There are efforts to find “new methods” to transport Ukrainian grain to the world markets, Fidan said in an interview with private A Haber television.
“The previous grain deal worked within a certain mechanism,” Fidan said.
“Now it has been seen that there is a possibility of going with a different mechanism, and there are efforts to concretize this possibility,” Fidan said, adding that Erdogan will raise this issue in his meeting with Putin in Turkey.
Ankara has been trying to convince Russia to return to the Black Sea Grain Initiative, which Moscow withdrew from in July 2023, a year after it was implemented.

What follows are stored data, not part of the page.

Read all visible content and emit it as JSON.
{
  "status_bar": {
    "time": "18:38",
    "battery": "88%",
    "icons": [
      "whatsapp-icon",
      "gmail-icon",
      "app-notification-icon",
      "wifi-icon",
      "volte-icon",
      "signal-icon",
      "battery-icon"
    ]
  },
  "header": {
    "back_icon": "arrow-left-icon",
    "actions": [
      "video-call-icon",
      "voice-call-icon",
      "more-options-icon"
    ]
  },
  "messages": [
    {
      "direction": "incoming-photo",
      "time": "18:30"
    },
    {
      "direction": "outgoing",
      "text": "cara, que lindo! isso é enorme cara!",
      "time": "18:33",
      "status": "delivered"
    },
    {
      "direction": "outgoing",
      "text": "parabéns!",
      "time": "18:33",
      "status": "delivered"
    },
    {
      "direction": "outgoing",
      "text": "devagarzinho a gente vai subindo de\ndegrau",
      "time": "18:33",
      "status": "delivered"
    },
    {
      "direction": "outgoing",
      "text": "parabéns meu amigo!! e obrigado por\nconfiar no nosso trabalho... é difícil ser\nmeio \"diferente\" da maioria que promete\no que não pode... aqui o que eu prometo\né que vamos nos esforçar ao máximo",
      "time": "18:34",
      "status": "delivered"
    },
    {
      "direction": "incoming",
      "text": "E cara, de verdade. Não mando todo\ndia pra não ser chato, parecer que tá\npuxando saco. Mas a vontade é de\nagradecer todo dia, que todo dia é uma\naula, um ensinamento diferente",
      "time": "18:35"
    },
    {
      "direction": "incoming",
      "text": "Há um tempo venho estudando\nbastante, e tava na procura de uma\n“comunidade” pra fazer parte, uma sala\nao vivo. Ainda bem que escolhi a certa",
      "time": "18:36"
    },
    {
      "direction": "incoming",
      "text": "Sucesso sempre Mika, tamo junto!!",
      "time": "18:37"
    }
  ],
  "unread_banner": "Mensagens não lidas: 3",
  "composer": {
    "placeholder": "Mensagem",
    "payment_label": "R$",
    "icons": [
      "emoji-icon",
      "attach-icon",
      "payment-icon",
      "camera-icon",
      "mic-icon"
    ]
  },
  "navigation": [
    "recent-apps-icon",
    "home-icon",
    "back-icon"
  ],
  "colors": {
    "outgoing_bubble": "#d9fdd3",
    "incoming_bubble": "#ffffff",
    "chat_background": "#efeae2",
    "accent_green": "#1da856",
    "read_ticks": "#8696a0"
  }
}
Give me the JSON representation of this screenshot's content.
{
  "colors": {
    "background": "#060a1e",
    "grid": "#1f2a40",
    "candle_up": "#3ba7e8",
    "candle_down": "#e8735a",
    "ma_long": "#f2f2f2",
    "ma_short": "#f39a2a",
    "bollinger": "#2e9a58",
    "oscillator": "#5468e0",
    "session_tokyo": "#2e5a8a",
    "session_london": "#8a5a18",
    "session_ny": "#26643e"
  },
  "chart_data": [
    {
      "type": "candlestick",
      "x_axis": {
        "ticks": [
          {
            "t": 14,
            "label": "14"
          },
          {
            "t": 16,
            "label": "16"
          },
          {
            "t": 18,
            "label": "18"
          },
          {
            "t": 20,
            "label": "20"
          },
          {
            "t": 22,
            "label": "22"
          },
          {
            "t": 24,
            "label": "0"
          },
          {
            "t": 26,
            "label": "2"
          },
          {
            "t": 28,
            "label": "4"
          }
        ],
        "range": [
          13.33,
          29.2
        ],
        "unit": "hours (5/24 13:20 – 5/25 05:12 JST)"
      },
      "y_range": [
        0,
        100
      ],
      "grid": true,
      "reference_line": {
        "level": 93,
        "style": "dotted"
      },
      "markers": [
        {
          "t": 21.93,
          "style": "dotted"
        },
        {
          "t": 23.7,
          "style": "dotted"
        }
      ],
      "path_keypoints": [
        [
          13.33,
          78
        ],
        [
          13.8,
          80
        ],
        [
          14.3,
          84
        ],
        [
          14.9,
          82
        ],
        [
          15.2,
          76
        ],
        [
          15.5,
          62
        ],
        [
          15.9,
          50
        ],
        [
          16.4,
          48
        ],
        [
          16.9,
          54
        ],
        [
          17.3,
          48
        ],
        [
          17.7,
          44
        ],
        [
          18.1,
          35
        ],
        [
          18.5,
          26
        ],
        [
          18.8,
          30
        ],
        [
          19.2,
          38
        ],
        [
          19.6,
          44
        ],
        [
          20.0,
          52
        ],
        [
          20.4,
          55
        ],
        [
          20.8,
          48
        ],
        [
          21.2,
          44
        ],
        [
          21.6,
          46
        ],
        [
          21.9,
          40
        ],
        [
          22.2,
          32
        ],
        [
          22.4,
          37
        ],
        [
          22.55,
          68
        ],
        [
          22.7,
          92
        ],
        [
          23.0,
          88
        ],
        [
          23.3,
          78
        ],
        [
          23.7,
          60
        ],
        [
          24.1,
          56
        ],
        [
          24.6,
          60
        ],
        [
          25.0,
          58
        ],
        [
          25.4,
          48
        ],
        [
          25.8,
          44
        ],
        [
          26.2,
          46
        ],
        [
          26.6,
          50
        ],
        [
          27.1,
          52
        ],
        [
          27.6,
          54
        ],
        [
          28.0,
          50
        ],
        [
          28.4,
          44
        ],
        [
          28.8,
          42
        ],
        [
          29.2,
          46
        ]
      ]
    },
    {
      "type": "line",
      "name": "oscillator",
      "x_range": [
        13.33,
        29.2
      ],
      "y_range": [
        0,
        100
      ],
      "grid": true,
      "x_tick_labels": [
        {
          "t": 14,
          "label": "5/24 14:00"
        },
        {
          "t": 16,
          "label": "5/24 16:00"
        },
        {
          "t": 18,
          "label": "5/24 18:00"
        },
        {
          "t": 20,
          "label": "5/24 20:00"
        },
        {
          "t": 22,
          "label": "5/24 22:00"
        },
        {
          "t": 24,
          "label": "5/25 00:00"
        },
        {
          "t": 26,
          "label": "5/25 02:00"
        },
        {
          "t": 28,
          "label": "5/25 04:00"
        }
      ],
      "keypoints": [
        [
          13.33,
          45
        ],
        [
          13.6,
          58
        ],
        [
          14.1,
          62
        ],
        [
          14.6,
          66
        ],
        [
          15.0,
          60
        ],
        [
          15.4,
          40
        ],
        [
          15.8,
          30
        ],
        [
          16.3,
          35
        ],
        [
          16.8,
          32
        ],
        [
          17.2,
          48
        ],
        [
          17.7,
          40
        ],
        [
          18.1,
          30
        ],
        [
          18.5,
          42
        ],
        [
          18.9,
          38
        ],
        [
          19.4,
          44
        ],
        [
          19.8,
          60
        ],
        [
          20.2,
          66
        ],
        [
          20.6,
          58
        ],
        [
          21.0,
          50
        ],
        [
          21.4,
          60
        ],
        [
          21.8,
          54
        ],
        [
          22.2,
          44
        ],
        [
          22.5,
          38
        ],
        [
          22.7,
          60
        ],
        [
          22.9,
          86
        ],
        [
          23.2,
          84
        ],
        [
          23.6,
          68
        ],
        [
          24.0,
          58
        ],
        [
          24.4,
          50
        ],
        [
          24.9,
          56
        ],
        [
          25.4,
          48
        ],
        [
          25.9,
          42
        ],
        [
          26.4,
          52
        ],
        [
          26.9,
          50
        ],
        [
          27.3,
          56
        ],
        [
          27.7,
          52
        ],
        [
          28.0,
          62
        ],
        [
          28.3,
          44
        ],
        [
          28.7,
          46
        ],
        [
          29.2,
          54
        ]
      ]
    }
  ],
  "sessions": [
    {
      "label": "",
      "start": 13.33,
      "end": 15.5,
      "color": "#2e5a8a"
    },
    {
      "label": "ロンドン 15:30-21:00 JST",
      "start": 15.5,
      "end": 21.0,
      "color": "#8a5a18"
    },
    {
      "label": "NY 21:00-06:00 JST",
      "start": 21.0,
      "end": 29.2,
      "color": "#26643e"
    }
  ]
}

Kyiv has said talks were underway to revive the deal, but Moscow said there was no prospect of reinstating it.
Fidan said some ships had managed to transport Ukrainian grain from the Black Sea, even without the accord in place. “We want to clarify this de-facto [situation] with the new mechanism.”
Earlier, it was reported that Putin plans to visit Turkey in February. Ukraine is expected to be “one of the key issues” in the talks with Erdogan.
“Moscow remains ready for peaceful discussions on settlement with Ukraine, but Kyiv has banned such talks,” Putin’s foreign affairs aide Yuri Ushakov previously said.
The current maritime export routes for Ukrainian grain in the Black Sea are not sufficiently reliable or predictable, the spokesperson for the UN Office for the Coordination of Humanitarian Affairs, Saviano Abreu, said in an interview with the Ukrinform news agency on Jan. 10.
At the beginning of the war, Russia blockaded Ukrainian Black Sea ports and disrupted maritime trade in the region. This led to enormous consequences, since nearly 400 million people, including in Africa and Asia, depend on food exports from Ukraine.
In July 2022, the UN and Turkey mediated a deal that allowed for safe passage of civilian cargo vessels to and from Ukrainian ports in the Black Sea, pending inspections by Russian officials who verified the ships were not delivering arms to Ukraine.
Russia officially terminated its participation in the Black Sea Grain Initiative on July 17, 2023. At the same time, Moscow withdrew its guarantees of safe navigation in the Black Sea.
The Ukrainian Navy announced on Aug. 10, 2023, new temporary routes for civilian vessels to and from Black Sea ports after the suspension of the grain deal involving the UN, Turkey, and Russia in July.
Ukraine has independently established a grain corridor in the Black Sea, Vice Prime Minister for European and Euro-Atlantic Integration, Olha Stefanishyna, said during a briefing at the representation of the European Commission in Vienna on Nov. 23.
Ukraine, without an agreement with Turkey, the UN, or Russia, has secured a Black Sea grain corridor on its own, stated Stefanishyna, quoted by Ukrinform news agency.
In November 2023, Ukrainian President Volodymyr Zelenskyy announced that in less than three months, Ukraine had exported 6 million tons of goods through the temporary grain corridor. Russia is gradually losing control over the Black Sea and retreating to the eastern part of the waters.